First of all, monetizing your blog does not mean you've “sold out!” There are so many negative connotations to making money from your fashion blog, at least in America. People will ask why you're not doing it “for the love of blogging” anymore, or tell you over and over again how “blogging isn't a real job.” Those people are entitled to their opinions, of course, but doing what you love and making money from what you love should not be mutually exclusive. The very best jobs are ones you both enjoy doing and get paid for doing. And a job, loosely defined, is really just an exchange of your time, services, or expertise for money. Based on that, blogging absolutely qualifies. If you lose readers because of a couple of Google Adsense banners or because you're experimenting with sponsored posts, that's okay. Those people have done you the favor of letting you know they don't want to support your blog and that they're not your target audience.
Second, monetizing your blog doesn't mean you're going to become a multimillionaire or even make enough to be a full-time blogger…and that's okay. Both of those goals are kind of major, and they're pretty ambitious for any blogger, especially one who's just starting out. Your bar for success at monetization doesn't have to be that lofty or high. Your blog is successfully monetized if you make enough from it to pay for your own hosting or finance your daily latte habit. One of the most important things I heard when I began monetizing years ago is that the first $100 is always the hardest. It may sound trite, but it's true. Once you pass that first hump, you can start building on what you know through replication and experimentation and testing what works (and, of course, setting higher goals). Most people will not be full-time professional bloggers (and really, being a professional blogger is a lot like being a publisher, only it's all under one roof.), and that is totally all right. Set a monetization goal that works for you.

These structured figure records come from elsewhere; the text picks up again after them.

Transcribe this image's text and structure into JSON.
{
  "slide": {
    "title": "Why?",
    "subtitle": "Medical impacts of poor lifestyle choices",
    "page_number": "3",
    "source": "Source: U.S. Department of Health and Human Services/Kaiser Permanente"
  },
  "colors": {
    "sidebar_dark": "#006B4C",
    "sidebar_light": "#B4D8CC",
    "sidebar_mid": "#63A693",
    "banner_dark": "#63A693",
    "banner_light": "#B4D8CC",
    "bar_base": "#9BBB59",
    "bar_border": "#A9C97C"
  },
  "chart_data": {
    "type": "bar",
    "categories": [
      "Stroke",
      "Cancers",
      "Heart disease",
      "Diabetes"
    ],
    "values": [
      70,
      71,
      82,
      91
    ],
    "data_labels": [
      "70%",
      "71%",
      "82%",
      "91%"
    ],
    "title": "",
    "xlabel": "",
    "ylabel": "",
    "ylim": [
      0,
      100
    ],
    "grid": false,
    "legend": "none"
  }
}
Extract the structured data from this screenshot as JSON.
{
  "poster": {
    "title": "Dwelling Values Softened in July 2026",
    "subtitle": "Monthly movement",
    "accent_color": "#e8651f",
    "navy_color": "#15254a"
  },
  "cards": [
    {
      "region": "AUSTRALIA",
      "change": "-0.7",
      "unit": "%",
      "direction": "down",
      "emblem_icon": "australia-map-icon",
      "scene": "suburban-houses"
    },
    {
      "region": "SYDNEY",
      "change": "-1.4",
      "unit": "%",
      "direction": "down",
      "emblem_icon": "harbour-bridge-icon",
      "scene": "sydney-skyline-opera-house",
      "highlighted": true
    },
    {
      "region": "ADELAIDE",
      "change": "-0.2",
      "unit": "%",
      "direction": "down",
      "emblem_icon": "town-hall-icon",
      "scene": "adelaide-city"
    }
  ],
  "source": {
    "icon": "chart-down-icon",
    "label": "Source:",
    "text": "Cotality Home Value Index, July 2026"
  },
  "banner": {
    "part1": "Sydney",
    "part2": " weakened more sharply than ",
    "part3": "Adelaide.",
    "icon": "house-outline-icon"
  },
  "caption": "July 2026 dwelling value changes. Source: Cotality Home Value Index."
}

Third, shift your focus from “How can I make money?” to “How can I provide value?” The brutally honest truth is that almost no one cares about you making money from your blog, so don't make monetization an issue for your readers' to solve. They do not exist to keep your blog online or feed your latte habit; that's your responsibility. Asking people to keep your blog around out of the goodness of their hearts is not a long-term strategy. Especially when you're starting out, the focus should be on giving value to others, not on getting dollars. Monetizing your blog isn't just checking boxes on a list or hoping for the best. You have to innovate and strategize and take risks and push yourself and stand out from the rest of the fashion blogging pack. It's hard work, but the upside is that doing all that adds value to your blog. Care about what you're doing. Be different from everyone else. And then start thinking about monetization.
Finally, all the advice in the world is useless if you don't actually start doing things. After awhile, reading more articles about monetization is just a delaying tactic to actually monetizing. All the resources you need right now are literally are on this blog (and if you can't find them here, then there are dozens of other blogs about how to make money blogging), so the issue isn't a lack of information. You just have to get started. Set goals. Be willing to apply what you learned. Avoid getting trapped into the “I don't know enough yet”or “It's too difficult” bubbles. When it comes to goal setting, make sure your goal is a clear one so you both know what you're working towards and have a way to measure success or failure. “I want to make more money from my blog” isn't a goal. It's a wish. “I want to make $50 from my blog this month and $100 from my blog 3 months from now” is a goal. It's a specific statement to work towards. People rarely have a guarantee of success before they start, but the people who actually go on to be successful start anyway. Your ideas, no matter how awesome they are, are no good if they only stay in your head.
If you've monetized your blog successfully, what mental roadblocks have you had to overcome? If you've yet to monetize your blog, what do you think is holding you back and how do you plan to work on it? I want to hear from you in the comments.